You lived in the moment while at the same time, got married to the love of your life and then not even a year later that spouse of yours, passes away from some freak accident. Better yet, they want a divorce. Then, life continues to move. It’s as if life doesn’t even care about what you just went through and will not stop to wait for you to make sense of it and honestly, I think that’s precisely the point. Time isn’t of the essence because time really doesn’t exist.
Maybe there’s just no sense to be made. It’s hard work and achievements that make you humble; in turn, being humble means being able to appreciate the moments along with the trees that sway as you stop to immerse yourself in the vision of them. Maybe memory is our biggest villain and moments are our allies. Maybe self destruction is misconception and mixed signals are lessons, learned. Maybe we delve into our passions and do that with all of our hearts, wherever we can because that means we’re speaking to the universe while allowing life to flow the way it needs to.
Maybe, just maybe when you take on the stress of the world, it actually hinders the potential of not only yourself, but others around you. Maybe we are all praising and worshiping the same person, just with different words in a different language, entirely. Maybe if we just believe in the heart of a human can we judge them, accordingly. Maybe education is the answer to a boundless mind.
Maybe us over analyzers can finally draw the conclusion that these side effects are more of a blessing in the way we live our lives and the world can learn a thing or two, from us. In all honesty, I don’t think there’s any one person that’s happier than the next. There is such thing as confidence and being secure in your every move, but I also don’t think there’s any one of us who’s more confident than the other, either. If you think there are, I’m convinced it’s a persona and that’s the only thing I’m absolutely certain of.

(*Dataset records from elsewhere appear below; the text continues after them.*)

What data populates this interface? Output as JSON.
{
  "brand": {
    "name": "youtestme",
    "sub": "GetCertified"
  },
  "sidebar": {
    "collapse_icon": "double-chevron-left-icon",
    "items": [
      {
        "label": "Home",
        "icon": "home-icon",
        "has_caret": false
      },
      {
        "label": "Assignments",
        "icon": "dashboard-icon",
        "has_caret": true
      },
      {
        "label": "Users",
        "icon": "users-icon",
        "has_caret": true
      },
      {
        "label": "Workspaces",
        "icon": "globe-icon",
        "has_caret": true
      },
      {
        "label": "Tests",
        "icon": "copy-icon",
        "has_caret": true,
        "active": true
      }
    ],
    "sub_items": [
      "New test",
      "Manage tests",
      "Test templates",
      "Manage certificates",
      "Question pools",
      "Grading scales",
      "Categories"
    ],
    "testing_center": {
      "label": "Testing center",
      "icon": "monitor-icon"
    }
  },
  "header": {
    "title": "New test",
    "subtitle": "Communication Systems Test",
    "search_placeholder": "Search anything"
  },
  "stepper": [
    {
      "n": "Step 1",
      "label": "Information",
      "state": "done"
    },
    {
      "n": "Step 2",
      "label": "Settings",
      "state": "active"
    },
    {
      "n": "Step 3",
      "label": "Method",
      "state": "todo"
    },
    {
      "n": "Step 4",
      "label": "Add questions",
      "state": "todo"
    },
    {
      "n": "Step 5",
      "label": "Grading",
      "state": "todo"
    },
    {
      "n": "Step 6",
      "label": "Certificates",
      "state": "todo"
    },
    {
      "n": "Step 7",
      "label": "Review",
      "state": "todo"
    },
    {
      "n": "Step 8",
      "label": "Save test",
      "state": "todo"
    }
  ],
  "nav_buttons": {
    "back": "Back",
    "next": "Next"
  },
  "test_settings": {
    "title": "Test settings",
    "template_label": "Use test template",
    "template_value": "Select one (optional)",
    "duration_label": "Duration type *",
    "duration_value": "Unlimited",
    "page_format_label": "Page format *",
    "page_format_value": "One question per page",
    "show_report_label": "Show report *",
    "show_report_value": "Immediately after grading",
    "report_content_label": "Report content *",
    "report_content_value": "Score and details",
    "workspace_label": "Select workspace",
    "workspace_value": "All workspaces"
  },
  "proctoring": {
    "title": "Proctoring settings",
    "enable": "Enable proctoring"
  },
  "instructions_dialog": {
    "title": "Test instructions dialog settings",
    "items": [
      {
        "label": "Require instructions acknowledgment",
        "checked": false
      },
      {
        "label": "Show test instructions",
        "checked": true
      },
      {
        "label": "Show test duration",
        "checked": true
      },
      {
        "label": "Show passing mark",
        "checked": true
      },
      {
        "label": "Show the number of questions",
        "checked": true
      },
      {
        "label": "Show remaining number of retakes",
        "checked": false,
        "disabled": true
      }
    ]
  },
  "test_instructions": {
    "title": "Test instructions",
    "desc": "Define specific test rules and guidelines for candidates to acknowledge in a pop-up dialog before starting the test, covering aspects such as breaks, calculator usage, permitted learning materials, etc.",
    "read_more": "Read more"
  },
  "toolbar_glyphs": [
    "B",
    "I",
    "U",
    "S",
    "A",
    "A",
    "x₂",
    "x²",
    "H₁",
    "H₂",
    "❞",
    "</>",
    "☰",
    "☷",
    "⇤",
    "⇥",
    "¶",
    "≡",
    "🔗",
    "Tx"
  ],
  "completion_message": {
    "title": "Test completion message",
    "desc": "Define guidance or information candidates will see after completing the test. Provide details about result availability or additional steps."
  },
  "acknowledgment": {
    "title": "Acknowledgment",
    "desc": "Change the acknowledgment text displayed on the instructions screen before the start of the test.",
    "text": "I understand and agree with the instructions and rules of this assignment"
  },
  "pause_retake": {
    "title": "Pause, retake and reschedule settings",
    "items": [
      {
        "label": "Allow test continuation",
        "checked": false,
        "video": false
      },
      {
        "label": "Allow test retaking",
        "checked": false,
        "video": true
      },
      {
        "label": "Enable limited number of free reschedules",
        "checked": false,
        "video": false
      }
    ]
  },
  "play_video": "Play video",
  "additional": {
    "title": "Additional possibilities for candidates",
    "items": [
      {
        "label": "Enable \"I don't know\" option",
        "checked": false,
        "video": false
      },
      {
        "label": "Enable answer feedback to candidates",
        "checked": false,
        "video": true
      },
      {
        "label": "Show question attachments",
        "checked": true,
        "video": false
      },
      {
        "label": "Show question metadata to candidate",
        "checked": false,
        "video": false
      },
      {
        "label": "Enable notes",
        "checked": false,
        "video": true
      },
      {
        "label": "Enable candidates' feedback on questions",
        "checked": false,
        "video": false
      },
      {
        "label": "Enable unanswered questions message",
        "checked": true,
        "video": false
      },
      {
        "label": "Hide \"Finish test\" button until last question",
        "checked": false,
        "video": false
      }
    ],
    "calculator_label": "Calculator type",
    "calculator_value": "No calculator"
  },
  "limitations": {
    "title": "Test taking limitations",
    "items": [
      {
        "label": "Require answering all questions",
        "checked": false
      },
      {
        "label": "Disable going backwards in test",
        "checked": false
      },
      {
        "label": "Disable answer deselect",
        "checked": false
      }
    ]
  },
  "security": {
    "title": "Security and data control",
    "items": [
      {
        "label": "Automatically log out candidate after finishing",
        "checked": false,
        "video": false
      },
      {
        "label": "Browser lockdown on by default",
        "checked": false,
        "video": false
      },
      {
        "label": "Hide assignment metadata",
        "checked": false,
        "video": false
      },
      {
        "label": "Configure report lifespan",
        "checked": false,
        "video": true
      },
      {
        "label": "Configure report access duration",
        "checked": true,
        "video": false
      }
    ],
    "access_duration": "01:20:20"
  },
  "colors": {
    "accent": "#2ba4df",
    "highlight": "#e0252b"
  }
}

Maybe the world needs us over analyzers in order to shift its own thinking and make people see beyond the horizon, or maybe they need us to believe in something that isn’t just a mirage. I think these side effects from a medicine that only the brave are willing to take, are set in our minds for a reason. No matter what kind of different routines we abide by during the day, it is our moral obligation to stay true to our over analysis of life. It is our duty to see things from every angle and make the decision, whether we continue to worry about it way after the fact, or not.